La première se situe dans le registre émotionnel et reconforte à satiété ceux qui pensent que la CEDEAO s’est mise au service d’une puissance étrangère notamment la France.
La seconde remarque se situe dans le registre politique , sur ce point , la déclaration de sortie de la CEDEAO offre à nos autorités un FONDEMENT POLITIQUE pour ne pas s’inscrire dans un quelconque agenda de cette organisation. La liberté est ainsi pensée comme une source de droit.

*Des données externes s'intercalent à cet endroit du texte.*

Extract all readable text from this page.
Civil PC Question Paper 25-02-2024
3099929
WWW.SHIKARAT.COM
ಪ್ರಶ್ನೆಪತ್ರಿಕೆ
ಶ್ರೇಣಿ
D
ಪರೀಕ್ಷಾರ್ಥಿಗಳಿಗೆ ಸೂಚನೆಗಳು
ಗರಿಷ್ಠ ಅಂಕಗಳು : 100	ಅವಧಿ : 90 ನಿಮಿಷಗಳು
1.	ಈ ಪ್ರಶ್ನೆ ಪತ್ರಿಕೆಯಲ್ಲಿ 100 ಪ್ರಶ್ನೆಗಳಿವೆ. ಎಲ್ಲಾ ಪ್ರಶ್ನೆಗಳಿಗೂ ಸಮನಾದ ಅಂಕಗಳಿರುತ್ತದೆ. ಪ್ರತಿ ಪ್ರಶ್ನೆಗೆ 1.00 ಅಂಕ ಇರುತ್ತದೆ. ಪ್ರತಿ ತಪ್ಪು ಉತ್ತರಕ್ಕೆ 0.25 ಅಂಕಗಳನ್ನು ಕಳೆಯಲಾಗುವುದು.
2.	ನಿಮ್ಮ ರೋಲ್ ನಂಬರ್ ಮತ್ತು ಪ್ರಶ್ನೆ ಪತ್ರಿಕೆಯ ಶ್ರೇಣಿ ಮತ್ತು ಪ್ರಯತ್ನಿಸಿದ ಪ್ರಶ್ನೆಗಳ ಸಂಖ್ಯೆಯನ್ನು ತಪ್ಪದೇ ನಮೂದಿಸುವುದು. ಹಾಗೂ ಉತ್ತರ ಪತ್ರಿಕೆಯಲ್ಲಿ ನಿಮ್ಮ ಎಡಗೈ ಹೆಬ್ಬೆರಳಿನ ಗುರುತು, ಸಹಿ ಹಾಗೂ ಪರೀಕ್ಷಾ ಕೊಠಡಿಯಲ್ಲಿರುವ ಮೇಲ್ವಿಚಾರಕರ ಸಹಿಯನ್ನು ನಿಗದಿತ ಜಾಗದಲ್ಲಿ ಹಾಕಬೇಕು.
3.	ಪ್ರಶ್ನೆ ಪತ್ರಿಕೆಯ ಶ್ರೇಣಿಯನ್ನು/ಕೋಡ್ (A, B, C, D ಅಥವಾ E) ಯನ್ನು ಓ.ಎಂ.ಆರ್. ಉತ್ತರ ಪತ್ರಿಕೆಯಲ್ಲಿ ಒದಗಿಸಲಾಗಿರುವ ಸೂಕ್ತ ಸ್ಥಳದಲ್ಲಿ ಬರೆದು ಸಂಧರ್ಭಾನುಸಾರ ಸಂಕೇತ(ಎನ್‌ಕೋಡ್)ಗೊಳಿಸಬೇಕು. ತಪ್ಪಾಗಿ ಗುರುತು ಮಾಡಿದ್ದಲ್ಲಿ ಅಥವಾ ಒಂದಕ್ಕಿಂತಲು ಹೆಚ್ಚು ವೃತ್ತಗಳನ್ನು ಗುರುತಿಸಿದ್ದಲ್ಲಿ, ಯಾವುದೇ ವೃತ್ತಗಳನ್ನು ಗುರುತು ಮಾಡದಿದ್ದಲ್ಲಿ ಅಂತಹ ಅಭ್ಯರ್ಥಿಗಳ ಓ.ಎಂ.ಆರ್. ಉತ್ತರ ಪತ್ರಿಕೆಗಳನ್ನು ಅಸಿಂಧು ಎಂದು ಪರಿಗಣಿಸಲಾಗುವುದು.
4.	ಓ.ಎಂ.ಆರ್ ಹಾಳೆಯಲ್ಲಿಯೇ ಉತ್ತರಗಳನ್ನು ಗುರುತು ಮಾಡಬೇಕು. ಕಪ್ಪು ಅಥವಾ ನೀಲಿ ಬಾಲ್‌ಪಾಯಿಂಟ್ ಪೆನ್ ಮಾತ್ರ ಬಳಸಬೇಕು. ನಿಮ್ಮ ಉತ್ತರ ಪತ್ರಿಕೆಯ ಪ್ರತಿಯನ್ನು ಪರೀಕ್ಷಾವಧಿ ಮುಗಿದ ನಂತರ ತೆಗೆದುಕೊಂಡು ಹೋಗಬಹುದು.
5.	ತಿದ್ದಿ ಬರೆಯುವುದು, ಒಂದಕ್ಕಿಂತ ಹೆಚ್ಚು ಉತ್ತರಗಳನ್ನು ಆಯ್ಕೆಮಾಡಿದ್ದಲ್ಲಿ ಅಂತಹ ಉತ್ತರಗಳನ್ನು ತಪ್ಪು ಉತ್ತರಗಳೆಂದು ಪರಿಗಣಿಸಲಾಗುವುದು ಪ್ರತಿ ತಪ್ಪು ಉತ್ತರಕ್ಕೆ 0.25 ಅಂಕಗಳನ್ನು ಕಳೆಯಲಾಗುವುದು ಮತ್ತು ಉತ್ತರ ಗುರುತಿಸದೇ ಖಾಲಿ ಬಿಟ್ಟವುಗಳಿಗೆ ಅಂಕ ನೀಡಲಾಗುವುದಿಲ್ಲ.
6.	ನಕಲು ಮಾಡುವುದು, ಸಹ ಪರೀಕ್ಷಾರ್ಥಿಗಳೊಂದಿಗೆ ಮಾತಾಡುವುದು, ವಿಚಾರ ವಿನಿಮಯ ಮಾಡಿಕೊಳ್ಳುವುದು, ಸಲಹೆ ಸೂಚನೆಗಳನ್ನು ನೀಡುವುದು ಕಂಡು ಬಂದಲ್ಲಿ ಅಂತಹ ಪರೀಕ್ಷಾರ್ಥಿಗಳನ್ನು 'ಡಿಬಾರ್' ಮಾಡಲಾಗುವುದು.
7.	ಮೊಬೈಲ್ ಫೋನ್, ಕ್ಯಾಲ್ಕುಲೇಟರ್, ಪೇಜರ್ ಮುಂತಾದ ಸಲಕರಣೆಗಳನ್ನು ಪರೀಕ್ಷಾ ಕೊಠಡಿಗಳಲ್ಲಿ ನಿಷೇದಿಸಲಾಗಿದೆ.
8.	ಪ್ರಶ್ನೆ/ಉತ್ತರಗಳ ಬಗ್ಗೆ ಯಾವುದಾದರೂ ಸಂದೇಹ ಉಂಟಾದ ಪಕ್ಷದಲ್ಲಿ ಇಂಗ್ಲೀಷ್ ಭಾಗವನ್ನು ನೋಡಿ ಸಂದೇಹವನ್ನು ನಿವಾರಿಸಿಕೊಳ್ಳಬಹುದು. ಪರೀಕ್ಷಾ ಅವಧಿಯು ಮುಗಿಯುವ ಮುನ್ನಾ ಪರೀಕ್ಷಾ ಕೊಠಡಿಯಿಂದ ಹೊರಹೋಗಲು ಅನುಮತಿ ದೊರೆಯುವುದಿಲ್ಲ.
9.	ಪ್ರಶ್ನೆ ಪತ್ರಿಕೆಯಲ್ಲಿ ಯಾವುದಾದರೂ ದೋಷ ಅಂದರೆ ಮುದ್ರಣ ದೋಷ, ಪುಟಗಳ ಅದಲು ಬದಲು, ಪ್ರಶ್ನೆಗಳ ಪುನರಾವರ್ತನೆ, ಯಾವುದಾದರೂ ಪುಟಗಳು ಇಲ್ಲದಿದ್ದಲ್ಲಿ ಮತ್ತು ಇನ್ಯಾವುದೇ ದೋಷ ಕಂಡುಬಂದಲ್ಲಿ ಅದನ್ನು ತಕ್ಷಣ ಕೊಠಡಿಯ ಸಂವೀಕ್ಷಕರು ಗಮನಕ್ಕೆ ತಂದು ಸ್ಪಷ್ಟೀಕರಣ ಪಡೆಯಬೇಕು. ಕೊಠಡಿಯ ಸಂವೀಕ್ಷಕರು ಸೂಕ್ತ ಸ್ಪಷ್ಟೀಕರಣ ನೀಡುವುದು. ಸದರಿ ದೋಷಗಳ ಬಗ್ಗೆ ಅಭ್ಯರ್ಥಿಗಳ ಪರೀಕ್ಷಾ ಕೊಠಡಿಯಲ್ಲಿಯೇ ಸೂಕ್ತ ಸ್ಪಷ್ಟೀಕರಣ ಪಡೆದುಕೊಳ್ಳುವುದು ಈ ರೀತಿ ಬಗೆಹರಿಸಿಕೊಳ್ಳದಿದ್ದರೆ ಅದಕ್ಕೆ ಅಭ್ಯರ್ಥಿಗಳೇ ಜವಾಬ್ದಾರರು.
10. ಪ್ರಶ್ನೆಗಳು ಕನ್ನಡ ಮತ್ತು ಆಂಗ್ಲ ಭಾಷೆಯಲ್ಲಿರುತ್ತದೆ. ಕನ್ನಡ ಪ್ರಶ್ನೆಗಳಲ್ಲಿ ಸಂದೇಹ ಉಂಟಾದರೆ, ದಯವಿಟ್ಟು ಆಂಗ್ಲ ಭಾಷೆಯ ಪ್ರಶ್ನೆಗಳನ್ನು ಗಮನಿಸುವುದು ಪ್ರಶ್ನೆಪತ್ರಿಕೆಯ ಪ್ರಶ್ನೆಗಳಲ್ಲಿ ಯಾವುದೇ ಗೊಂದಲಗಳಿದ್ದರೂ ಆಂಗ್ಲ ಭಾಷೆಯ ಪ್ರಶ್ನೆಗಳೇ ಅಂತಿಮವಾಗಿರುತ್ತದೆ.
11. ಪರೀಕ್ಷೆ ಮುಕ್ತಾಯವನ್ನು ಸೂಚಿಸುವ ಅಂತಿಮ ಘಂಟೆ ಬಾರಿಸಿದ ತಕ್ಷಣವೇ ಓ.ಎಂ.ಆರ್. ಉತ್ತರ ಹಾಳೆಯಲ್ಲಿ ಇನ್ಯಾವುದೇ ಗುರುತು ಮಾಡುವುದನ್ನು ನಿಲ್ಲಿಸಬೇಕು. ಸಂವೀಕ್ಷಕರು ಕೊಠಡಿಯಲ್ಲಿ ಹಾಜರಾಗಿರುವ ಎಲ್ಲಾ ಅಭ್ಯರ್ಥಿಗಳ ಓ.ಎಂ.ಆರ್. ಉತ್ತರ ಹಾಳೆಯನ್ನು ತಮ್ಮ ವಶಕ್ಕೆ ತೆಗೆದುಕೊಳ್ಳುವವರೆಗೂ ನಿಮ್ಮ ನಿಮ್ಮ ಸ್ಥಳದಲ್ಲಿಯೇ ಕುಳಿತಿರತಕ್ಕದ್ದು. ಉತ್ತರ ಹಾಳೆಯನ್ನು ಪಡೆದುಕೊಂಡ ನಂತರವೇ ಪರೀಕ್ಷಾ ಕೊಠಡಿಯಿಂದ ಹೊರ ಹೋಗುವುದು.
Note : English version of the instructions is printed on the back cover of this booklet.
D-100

La troisième remarque se situe dans le registre juridique . Sur ce point , le communiqué de sortie en soi n’est pas un acte juridiquement suffisant. La procédure de sortie n’est point observée et le communiqué en soi ne peut caractériser un acte de sortie.
Par conséquent, notre pays demeure juridiquement membre de la CEDEAO et comme tel reste soumis à ses obligations et les citoyens maliens continuent de bénéficier de tous les droits subsequents , la libre circulation , la liberté d’installation etc. Aucun État membre de la CEDEAO n’a le droit de restreindre un quelconque droit des ressortissants des 3 pays de l’AES.
Aussi,la CEDEAO ne peut valablement prendre aucune sanction économique sur la base de ce communiqué. Au pire , elle ne peut envisager que des sanctions politiques.
Cette situation , à tout le moins conforte l’idée qu’au delà des États de l’AES, c’est la CEDEAO qui est aussi en transition.